The waters of Caraga
The weather is the most unique feature of Caraga, the grouping of four provinces in northeastern Mindanao. There is no dry or wet season here, and you can't tell when there'll be a sudden rainfall. In Agusan del Sur, for example, a day isn't complete without a downpour or drizzle; so predictable is the rainfall that local claim that their climate is either wet or very wet. Caraga is also where two popular water attractions in the Philippines, Siargao, the so-called surfing capital of the country, and the Agusan marsh, known for its rich biodiversity, are found.

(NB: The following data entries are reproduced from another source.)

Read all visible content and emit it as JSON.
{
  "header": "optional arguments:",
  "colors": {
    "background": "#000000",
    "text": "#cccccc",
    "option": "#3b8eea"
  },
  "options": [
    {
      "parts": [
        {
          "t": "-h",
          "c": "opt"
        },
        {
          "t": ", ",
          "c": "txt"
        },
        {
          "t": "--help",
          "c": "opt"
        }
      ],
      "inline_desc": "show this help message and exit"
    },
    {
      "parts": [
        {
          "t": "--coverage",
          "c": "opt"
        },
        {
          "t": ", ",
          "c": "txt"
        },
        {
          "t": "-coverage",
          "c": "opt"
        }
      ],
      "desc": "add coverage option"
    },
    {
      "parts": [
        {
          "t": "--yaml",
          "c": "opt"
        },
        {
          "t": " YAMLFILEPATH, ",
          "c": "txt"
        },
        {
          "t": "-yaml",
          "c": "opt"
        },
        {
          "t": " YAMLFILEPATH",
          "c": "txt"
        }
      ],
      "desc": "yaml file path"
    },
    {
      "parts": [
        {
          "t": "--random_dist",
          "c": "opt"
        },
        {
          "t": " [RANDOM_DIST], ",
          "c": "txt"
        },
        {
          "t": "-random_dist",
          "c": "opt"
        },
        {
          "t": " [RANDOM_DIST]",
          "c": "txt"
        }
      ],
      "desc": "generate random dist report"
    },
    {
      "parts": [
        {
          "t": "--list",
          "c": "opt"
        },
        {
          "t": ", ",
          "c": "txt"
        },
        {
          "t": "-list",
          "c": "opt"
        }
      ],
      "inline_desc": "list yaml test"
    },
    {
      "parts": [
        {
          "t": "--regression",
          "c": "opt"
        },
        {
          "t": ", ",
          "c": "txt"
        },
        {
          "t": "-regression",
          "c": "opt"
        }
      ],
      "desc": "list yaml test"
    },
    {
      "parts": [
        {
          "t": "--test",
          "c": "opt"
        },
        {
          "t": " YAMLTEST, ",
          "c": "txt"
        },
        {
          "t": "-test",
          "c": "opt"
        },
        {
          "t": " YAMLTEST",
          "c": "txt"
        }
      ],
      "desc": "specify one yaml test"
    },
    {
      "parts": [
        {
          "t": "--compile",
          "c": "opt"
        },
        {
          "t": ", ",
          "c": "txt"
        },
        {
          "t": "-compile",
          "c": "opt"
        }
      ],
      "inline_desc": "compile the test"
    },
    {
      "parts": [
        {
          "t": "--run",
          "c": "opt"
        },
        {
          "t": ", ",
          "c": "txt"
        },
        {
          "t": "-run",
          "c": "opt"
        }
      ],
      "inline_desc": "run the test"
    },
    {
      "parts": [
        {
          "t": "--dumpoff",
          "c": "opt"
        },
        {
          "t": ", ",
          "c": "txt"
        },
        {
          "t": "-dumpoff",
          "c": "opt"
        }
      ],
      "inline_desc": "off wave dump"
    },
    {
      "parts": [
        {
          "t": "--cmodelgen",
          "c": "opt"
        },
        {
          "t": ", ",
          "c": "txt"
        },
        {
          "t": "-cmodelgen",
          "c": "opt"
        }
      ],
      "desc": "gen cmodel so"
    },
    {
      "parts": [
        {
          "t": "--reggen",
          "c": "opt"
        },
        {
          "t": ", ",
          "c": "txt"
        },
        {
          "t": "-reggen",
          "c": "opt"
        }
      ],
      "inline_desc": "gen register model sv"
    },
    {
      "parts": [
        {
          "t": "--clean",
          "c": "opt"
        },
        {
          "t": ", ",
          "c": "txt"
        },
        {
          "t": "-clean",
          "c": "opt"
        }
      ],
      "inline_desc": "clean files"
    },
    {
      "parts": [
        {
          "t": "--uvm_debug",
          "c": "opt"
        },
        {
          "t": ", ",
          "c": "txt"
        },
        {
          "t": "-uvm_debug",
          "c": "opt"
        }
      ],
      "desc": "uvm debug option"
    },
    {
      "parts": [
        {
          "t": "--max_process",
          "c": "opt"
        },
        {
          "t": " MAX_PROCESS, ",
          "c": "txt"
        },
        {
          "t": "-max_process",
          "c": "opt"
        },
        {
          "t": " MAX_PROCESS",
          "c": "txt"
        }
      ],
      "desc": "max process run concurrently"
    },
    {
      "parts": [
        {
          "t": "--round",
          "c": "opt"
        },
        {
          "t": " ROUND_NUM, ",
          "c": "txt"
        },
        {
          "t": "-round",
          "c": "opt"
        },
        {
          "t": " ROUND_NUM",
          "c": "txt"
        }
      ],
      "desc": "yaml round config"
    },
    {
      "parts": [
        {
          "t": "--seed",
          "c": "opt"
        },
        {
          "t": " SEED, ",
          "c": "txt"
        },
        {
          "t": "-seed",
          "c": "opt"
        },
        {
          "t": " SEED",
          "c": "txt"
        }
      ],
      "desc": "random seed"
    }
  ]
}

Travel south from the Surigao capitol and you'll come upon the Iron Mountain. It lies close to the Surigao del Norte-Surigao del Sur boundary and is nearly a thousand meters high and covered with pine trees, ironwood (magkono) and poyospos trees, whose flowers smell like the sweetest perfume. The view from the mountain affords a vista of some islands in the Pacific side of the province.
Surigao del Sur has numerous islets lined up close to its coastline, much like Pangasinan's Hundred Islands. Among them is Turtle Island in the municipality of Barobo, which has an outline akin to a turtle. A number of the islands, too, have features similar to Bohol's Chocolate Hills, like the Britannia Islets in San Agustin town. Twenty-for of these semi-spherical mounds are found there but only 11 are surrounded by water and powdery white sands.
Up north in Surigao del Norte is an unusual coast. The Filipinos' common conception of an enticing beach is blue sea and white sand. In Barangay Mabua, about a few kilometers away from the Surigao City proper is a kilometer-long tranquil beach line with round stones.
One of the most spectacular sights in Caraga can be found at the top of a small mountain beside a town named Jabonga in Agusan del Norte province. It's most famous body of water is Lake Mainit, the fourth largest lake in the country. It is surrounded by the gorgeous peaks of Hibok-Hibok volcano and the serene Butuan Bay. To one side is the lake's outlet, Kalinawan River.
Is it any surprise then that the town festivals would revolve around water? The Kaliguan festival is celebrated in Cagwait town every June in honor of St. John the Baptist; here, visitors get an unwelcome drenching at the shore of its U-shaped beach. The only way out the of the ritual is if you willingly jump into the beach's water first.
In Prosperidad, the provincial capital of Agusan del Sur, is the Gibong River. The river is bounded on two sides by two small mountains, and in some parts jagged walls covered by an overgrowth of plants and trees. It is thought that Gibong could have been an underground river whose cave ceiling collapsed millions of years before. In fact, at one part of the river remains partly submerged entrance to an underwater cave.
A short boat ride down the river leads to Binaba Falls, a 200-foot waterfall which cascades down a small mountain slope. Its source is three underground creeks, one of which has now sadly been blocked by the construction of concrete stairs which were thought to help tourism in the area. What is left is a moist, almost barren, slope where cool waters used to run down.
In the nearby municipality of San Francisco is also a source of local lore that has its basis in healing waters. Here rests the uncorrupted remains of Datu Anawa Kalipay, a “baylan” (mystic healer). It is said that when he was still alive, he datu used his special powers when he performed his rituals in the cave that bears his name. The cave is described to be generally wet and includes a water-sealed chamber, an underground creek and strange rock formations. It is said to be especially potent during Holy Week.
Located near the southernmost part of Surigao del Sur, at the end of a rocky and bumpy road is a town named Bislig, and the widest waterfalls in Mindanao, Tinuy-an Falls. Local residents call it the Niagara Falls of the Philippines. It's actually four waterfalls, the longest being 45 feet high; it is said to be the only place where you can actually predict the appearance of a rainbow (Tinuy-an's appears at around 9:00 to 11:00 AM).
Even the most plain-looking terrain can offer a few surprises, like the road in Barangay Makiangkiang in Bayugan, Agusan del Sur. It is rocky, tedious and quite similar to any other dirt road in the Philippine provinces...until the road opens up to rows of anthuriums, a variety of cutflowers, white wildflowers and assorted orchids on endless beds of fine grass. A small waterfall accentuate the loveliness of the place. It was totally untended and unknown, but today, not unappreciated.